Second, design-wise, I might be wrong about exploitation v. exploration. I had in mind that if you put a movie on HSX and try to value it, you will be way off on movies that don’t already conform to existing kinds of movies. Or, if you base your decisions on what kinds of things people like/want, you end up with Playstation 3 and Xbox 360, and miss the Wii – because people didn’t ‘want’ it before it existed. Ugh, I’m getting muddy.
But I might be wrong – I mean, Paul DePodesta (of Moneyball, soon a movie with Brad Pitt and ironically undervalued at $31.75 on HSX) explicitly noted that he used data and no assumptions about existing scouting experts to come up with a new way to assess player value. Clearly exploration through data mining.
(and a propos Mike’s comment above, why 538 and Netflix does well, it seems as though it is something about the difference between regression analysis and Singular Value Decomposition/factor analysis; but that requires more explanation)
But my problems are theoretical, and here I enlist Hahn and Tetlock’s definitive Information Markets: A New Way of Making Decisions. Which for a theoretical basis starts with (on p2) “Why do information markets work as well as they do?” And then references….The Wisdom of Crowds. And then moves on to design. And Surowiecki’s theoretical answer?

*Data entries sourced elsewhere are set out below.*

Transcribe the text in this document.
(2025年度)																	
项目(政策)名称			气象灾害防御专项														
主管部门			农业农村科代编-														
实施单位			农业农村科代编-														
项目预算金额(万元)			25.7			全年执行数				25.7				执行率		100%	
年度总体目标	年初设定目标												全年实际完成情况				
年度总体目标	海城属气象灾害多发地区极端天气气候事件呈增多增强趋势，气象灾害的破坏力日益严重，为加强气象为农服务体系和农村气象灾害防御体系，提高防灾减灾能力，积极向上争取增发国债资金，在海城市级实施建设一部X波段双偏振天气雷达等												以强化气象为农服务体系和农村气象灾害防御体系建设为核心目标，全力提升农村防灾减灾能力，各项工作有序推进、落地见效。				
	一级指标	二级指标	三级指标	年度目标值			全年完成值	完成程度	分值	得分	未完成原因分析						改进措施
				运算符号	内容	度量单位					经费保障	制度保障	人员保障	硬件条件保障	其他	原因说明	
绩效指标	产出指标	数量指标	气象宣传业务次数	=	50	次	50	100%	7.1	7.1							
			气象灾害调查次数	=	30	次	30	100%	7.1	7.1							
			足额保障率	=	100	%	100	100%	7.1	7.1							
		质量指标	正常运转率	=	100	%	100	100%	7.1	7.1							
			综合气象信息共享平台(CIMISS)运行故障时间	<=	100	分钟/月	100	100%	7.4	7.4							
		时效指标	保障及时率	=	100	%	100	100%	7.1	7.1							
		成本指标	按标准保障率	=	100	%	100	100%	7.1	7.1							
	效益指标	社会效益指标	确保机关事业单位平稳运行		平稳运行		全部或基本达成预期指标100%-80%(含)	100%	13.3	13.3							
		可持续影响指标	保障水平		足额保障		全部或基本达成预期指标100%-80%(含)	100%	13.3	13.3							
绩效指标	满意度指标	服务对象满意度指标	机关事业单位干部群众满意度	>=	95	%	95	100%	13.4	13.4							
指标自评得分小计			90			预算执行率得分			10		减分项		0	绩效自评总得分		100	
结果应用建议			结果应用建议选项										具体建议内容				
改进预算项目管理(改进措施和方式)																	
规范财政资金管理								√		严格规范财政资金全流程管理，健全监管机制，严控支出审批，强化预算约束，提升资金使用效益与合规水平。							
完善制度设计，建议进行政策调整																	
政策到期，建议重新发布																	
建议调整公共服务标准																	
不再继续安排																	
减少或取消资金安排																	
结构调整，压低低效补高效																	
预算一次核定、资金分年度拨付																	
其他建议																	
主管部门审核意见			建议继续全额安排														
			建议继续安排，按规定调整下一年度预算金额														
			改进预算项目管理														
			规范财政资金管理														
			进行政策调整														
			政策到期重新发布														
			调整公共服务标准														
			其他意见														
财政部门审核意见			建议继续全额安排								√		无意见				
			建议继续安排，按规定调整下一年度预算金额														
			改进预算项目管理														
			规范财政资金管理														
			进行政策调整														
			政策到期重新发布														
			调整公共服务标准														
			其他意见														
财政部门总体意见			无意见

“At heart, the answer rests on a mathematical truism. If you ask a large enough group of diverse, independent people to make a prediction or estimate a probability, and then average those estimates, the errors each of them makes in coming up with an answer will cancel themselves out. Each person’s guess, you might say, has two components: information and error. Subtract the error, and you’re left with information…With most things the average is mediocrity. With decision making, it’s often excellence. You could say it’s as if we’ve been programmed to be collectively smart” (p10-11).
Not really obvious at all. There is no answer why a market metaphor would result in something better than experts. But we have the technology to do it, and it seems experimentally to work, and in web 2.0 we can get users to do this all for free! And so screw it – off with the design team and on with the user testing.